Víctor García

Personal information
- Full name: Víctor García Raja
- Date of birth: 16 September 1997 (age 29)
- Place of birth: Valencia, Spain
- Height: 1.75 m (5 ft 9 in)
- Positions: Right-back; winger;

Team information
- Current team: Levante
- Number: 17

Youth career
- Torre Levante

Senior career*
- Years: Team / Apps / (Gls)
- 2014–2018: Torre Levante / 76 / (18)
- 2018–2019: Deportivo B / 36 / (7)
- 2018: Deportivo La Coruña / 0 / (0)
- 2019–2020: Valladolid B / 26 / (4)
- 2020–2022: Valladolid / 2 / (1)
- 2020–2021: → Sabadell (loan) / 35 / (0)
- 2021–2022: → Deportivo La Coruña (loan) / 14 / (0)
- 2022–2024: Alcorcón / 73 / (4)
- 2024–2025: Eldense / 40 / (4)
- 2025–: Levante / 21 / (2)

= Víctor García (footballer, born 1997) =

Spanish footballer

Víctor García Raja (born 16 September 1997) is a Spanish professional footballer who plays as either a right-back or a winger for Levante UD.

==Career==
García was born in Valencia, and represented CF Torre Levante as a youth. On 12 January 2014, aged just 17, he made his first-team debut by playing the last ten minutes in a 0–4 Tercera División away loss against UD Alzira.

García was definitely promoted to the main squad in 2016, and scored a career-best 11 goals during the 2017–18 campaign; highlights included a brace in a 3–0 home win against CD Almazora. On 12 June 2018, he signed a two-year contract with Deportivo de La Coruña and was assigned to the reserves in Segunda División B.

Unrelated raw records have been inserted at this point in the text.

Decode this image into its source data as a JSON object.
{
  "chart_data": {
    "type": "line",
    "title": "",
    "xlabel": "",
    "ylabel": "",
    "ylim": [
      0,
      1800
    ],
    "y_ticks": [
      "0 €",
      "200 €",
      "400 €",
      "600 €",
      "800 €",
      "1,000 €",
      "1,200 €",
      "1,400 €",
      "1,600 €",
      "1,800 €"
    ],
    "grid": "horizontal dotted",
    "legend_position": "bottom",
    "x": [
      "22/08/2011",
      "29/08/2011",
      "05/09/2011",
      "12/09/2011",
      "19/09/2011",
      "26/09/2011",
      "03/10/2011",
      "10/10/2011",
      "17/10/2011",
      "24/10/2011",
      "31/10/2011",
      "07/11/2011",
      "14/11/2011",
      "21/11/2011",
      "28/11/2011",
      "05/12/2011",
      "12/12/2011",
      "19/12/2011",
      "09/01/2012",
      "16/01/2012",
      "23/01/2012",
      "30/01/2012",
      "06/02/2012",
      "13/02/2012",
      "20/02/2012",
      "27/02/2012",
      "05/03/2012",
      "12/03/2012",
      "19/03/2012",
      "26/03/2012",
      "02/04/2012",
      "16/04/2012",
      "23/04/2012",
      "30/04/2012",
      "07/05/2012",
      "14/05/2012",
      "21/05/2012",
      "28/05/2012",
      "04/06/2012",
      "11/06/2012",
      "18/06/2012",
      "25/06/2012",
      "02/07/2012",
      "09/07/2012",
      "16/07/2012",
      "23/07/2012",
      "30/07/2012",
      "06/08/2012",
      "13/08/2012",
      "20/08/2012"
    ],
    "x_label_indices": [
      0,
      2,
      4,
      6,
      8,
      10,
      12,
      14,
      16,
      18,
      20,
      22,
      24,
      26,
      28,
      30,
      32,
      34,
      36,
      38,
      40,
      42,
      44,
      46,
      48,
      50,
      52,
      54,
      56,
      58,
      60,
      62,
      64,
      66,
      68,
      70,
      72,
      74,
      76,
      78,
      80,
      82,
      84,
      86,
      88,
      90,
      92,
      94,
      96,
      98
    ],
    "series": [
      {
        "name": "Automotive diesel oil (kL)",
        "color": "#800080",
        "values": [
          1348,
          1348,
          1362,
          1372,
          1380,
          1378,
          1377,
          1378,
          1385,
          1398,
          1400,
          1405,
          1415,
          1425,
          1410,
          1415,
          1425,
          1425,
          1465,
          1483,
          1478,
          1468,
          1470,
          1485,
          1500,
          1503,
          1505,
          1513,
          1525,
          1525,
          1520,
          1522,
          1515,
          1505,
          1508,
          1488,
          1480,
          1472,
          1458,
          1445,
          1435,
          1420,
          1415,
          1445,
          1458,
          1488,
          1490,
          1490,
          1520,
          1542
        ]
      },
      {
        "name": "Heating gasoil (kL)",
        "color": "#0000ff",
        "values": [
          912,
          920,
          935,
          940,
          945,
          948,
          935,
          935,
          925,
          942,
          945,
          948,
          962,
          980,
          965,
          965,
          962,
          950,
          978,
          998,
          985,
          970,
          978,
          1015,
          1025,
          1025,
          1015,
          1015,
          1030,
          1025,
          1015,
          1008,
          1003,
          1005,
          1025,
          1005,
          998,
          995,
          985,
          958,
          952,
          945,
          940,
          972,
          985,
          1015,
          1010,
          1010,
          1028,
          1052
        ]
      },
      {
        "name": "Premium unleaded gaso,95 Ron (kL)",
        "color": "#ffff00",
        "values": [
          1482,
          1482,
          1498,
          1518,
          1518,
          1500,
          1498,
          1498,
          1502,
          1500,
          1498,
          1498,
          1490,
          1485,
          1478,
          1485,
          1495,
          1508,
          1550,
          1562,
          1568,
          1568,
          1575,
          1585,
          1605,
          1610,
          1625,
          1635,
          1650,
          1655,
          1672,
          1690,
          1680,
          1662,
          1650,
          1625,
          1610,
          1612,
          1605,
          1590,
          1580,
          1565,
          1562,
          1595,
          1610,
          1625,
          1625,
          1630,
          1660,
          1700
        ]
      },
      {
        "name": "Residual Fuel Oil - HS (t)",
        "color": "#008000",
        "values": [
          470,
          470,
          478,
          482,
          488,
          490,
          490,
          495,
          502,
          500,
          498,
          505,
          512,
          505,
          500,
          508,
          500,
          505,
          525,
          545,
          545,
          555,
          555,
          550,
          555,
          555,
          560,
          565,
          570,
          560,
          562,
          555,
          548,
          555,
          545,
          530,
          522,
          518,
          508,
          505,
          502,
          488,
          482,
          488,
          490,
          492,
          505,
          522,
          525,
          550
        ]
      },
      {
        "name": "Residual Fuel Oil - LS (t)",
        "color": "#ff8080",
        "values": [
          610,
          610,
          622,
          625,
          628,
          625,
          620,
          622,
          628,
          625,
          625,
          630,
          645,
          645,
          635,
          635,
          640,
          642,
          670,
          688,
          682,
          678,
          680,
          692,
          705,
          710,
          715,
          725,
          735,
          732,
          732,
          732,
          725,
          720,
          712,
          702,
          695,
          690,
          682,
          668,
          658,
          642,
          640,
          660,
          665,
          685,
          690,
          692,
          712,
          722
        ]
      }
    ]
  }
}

García made his professional debut on 12 September 2018, starting in a 1–2 away loss against Real Zaragoza, for the season's Copa del Rey. The following 26 July, he moved to another reserve team, Real Valladolid B also in the third division, on a two-year deal.

García made his main squad – and La Liga – on 7 July 2020, starting in a 1–2 away loss against Valencia CF. On 6 August, he extended his contract until 2023 and was loaned to Segunda División newcomers CE Sabadell FC for one year.

On 27 August 2021, García returned to Dépor on loan for one year, with the club now in Primera División RFEF. On 16 August of the following year, he moved to fellow league team AD Alcorcón on a permanent deal.

On 2 July 2023, after helping Alkor in their promotion to division two, García renewed his link for a further year. On 26 June of the following year, after suffering relegation, he moved to CD Eldense on a two-year deal.

On 3 July 2025, after another relegation, García agreed to a two-year contract with Levante UD in the top tier.